Binâenaleyh (nitekim) evvelki biliş ve görüş
ile sonraki biliş ve görüş arasında fark zâhir (belli)
olur.
Ve
“emr-i âharda (diğer şeylerde) olan rü’yet”te,
(bakışta) şeye
kendi nefsi, manzûrun-fîh olan
(bakılan) mahallin (yerin) verdiği bir sûrette zâhir
olur (görülür).
Eğer bu mahallin vücûdu olmasa ve şeyin o
mahalle tecellîsi bulunmasa, o şeye sûret zâhir olmaz idi. Ya’nî bâlâdaki
(yukarıdaki) misâllerde
îzâh olunduğu üzere, bir kimsenin kendi sûretini temâşâ etmesi (seyretmesi),
ancak âyînenin vücûdu
(ayna) ile mümkin olur. Çünkü âyîne o kimseye evvelce zâhir
olmayan (bilinmeyen)
bir sûreti ızhâr
eder (gösterir).
Binâenaleyh
(nitekim), o
kimsenin nefsi, o kimseye, manzûrun-fîh olan (bakılan) âyînenin verdiği bir sûrette
zâhir olur (görülür).
Ve emr-i âharda (başka şeylerde) rü’yet-i sûret
(görülen sûret)
iki şeyden husûle gelir: Birisi mahall (yer),
diğeri nâzırın (bakanın) mahalle tecellîsidir
(görünmesidir). Eğer mahall (yer)
olan âyîne (ayna)
tamâmiyle musaykal (cilâlı)
ve mücellâ (parlak)
ise, nâzırın (bakanın) sûreti onda kemâliyle zâhir
(belli) olur.
Değil ise / nâzıra (bakana)
âyînenin (aynanın)
isti’dâdı nisbetinde (ölçüsünde) bir sûret görünür.
Ve kezâ âyîne muhaddeb (dış
bükey) veyâ muka’ar (çukur) veyâ muhaddebiyyet (tümseklikler)

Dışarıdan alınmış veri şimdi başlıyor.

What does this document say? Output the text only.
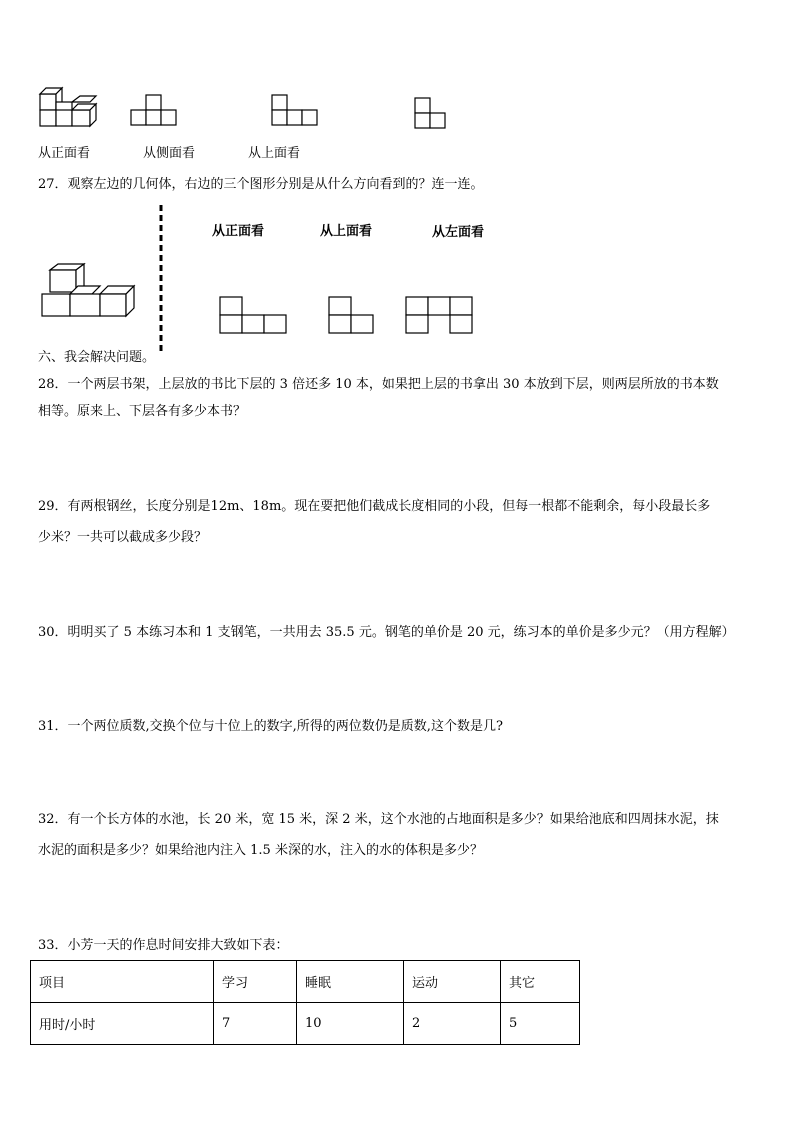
从正面看	从侧面看	从上面看
27．观察左边的几何体，右边的三个图形分别是从什么方向看到的？连一连。
从正面看	从上面看	从左面看
六、我会解决问题。
28．一个两层书架，上层放的书比下层的 3 倍还多 10 本，如果把上层的书拿出 30 本放到下层，则两层所放的书本数
相等。原来上、下层各有多少本书？
29．有两根钢丝，长度分别是12m、18m。现在要把他们截成长度相同的小段，但每一根都不能剩余，每小段最长多
少米？一共可以截成多少段？
30．明明买了 5 本练习本和 1 支钢笔，一共用去 35.5 元。钢笔的单价是 20 元，练习本的单价是多少元？（用方程解）
31．一个两位质数,交换个位与十位上的数字,所得的两位数仍是质数,这个数是几?
32．有一个长方体的水池，长 20 米，宽 15 米，深 2 米，这个水池的占地面积是多少？如果给池底和四周抹水泥，抹
水泥的面积是多少？如果给池内注入 1.5 米深的水，注入的水的体积是多少？
33．小芳一天的作息时间安排大致如下表：
项目	学习	睡眠	运动	其它
用时/小时	7	10	2	5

ve muka’ariyyet (çukurluklar)
ile memzûc (karışık)
ise, ona mukabil (karşılık) olmak sûretiyle mütecellî
(görünmüş)
olan nâzıra (seyredene)
kendi sûreti türlü türlü zâhir olur (görülür). Gerçi bu
âyînelerde (aynalarda)
zâhir olan (görülen)
sûret dahi nâzırın (seyredenin) sûretidir. Velâkin,
manzûrun-fîh olan (kendisine bakılan) âyînelerde nâzırın (bakanın) sûretini kemâliyle gösterebilmek
isti’dâdı olmadığından,
böyle muhtelif ve noksan olarak irâe etmiştir (göstermiştir).
Binâenaleyh (nitekim),
ihtilâf (zıtlık)
ve noksan nâzırın (seyredenin) değil, âyînelerin (aynaların)
isti’dâd ve kabiliyyetlerindendir. Halbuki Hak Teâlâ
Hazretleri, âlemin hey’et-i mecmûasını (alemin
tamamını) kendisinde rûh olmayan tâmmü’l-hilka (mükemmel olan) bir cesedin vücûdu
olarak îcâd etmiş idi(yaratmıştı).
Binâenaleyh (nitekim),
âlem gayr-i mücellâ (parlak
olmayan, mat) bir âyîne (ayna)
gibi idi. Ve âyîne (ayna) gayr-i mücellâ (mat)
olunca, bi’t-tabi’ (tabii
olarak) nâzırın (bakanın)
sûretini kemâliyle ızhâr edemez (gösteremez).
Ve muhakkak Hak Teâlâ bir mahalli, ancak
“nefh-i İlâhî” (İlâhî nefes) ta’bîr olunan (anlatılan)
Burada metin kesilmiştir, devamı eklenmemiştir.